We first introduce some notations that are needed in the discussion in this survey. We refer to the training domain where labeled data is abundant as the source domain, and the test domain where labeled data is not available or very little as the target domain. Let $X$ denote the input variable (i.e. an observation) and $Y$ the output variable (i.e. a class label). We use $P(X, Y)$ to denote the true underlying joint distribution of $X$ and $Y$, which is unknown. In domain adaptation, this joint distribution in the target domain differs from that in the source domain. We therefore use $P_t(X, Y)$ to denote the true underlying joint distribution in the target domain, and $P_s(X, Y)$ to denote that in the source domain. We use $P_t(Y)$, $P_s(Y)$, $P_t(X)$ and $P_s(X)$ to denote the true marginal distributions of $Y$ and $X$ in the target and the source domains, respectively. Similarly, we use $P_t(X \vert Y)$, $P_s(X \vert Y)$, $P_t(Y \vert X)$ and $P_s(Y \vert X)$ to denote the true conditional distributions in the two domains. We use lowercase $x$ to denote a specific value of $X$, and lowercase $y$ to denote a specific class label. A specific $x$ is also referred to as an observation, an unlabeled instance or simply an instance. A pair $(x, y)$ is referred to as a labeled instance. Here, $x \in \mathcal{X}$, where $\mathcal{X}$ is the input space, i.e. the set of all possible observations. Similarly, $y \in \mathcal{Y}$, where $\mathcal{Y}$ is the class label set. Without any ambiguity, $P(X = x, Y = y)$ or simply $P(x, y)$ should refer to the joint probability of $X = x$ and $Y = y$. Similarly, $P(X = x)$ (or $P(x)$), $P(Y = y)$ (or $P(y)$), $P(X = x \vert Y = y)$ (or $P(x \vert y)$) and $P(Y = y \vert X = x)$ (or $P(y \vert x)$) also refer to probabilities rather than distributions.
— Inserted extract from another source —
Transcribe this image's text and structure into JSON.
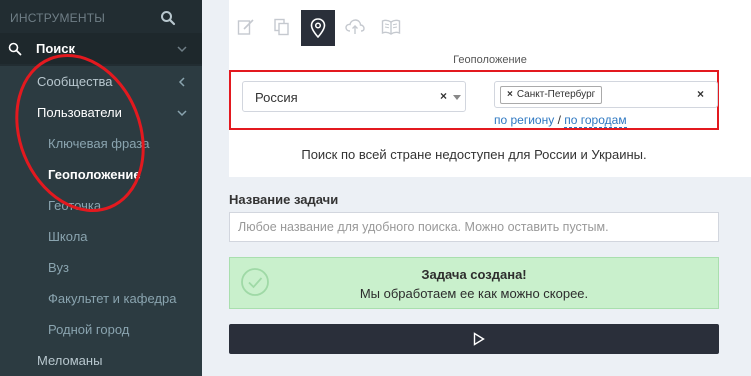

We assume that there is always a relatively large amount of labeled data available in the source domain. We use $D_s = \{(x^s_i, y^s_i)\}_{i = 1}^{N_s}$ to denote this set of labeled instances in the source domain. In the target domain, we assume that we always have access to a large amount of unlabeled data, and we use $D_{t, u} = \{x^{t, u}_i\}_{i = 1}^{N_{t, u}}$ to denote this set of unlabeled instances. Sometimes, we may also have a small amount of labeled data from the target domain, which is denoted as $D_{t, l} = \{(x^{t, l}_i, y^{t, l}_i)\}_{i = 1}^{N_{t, l}}$. In the case when $D_{t, l}$ is not available, we refer to the problem as unsupervised domain adaptation, while when $D_{t, l}$ is available, we refer to the problem as supervised domain adaptation.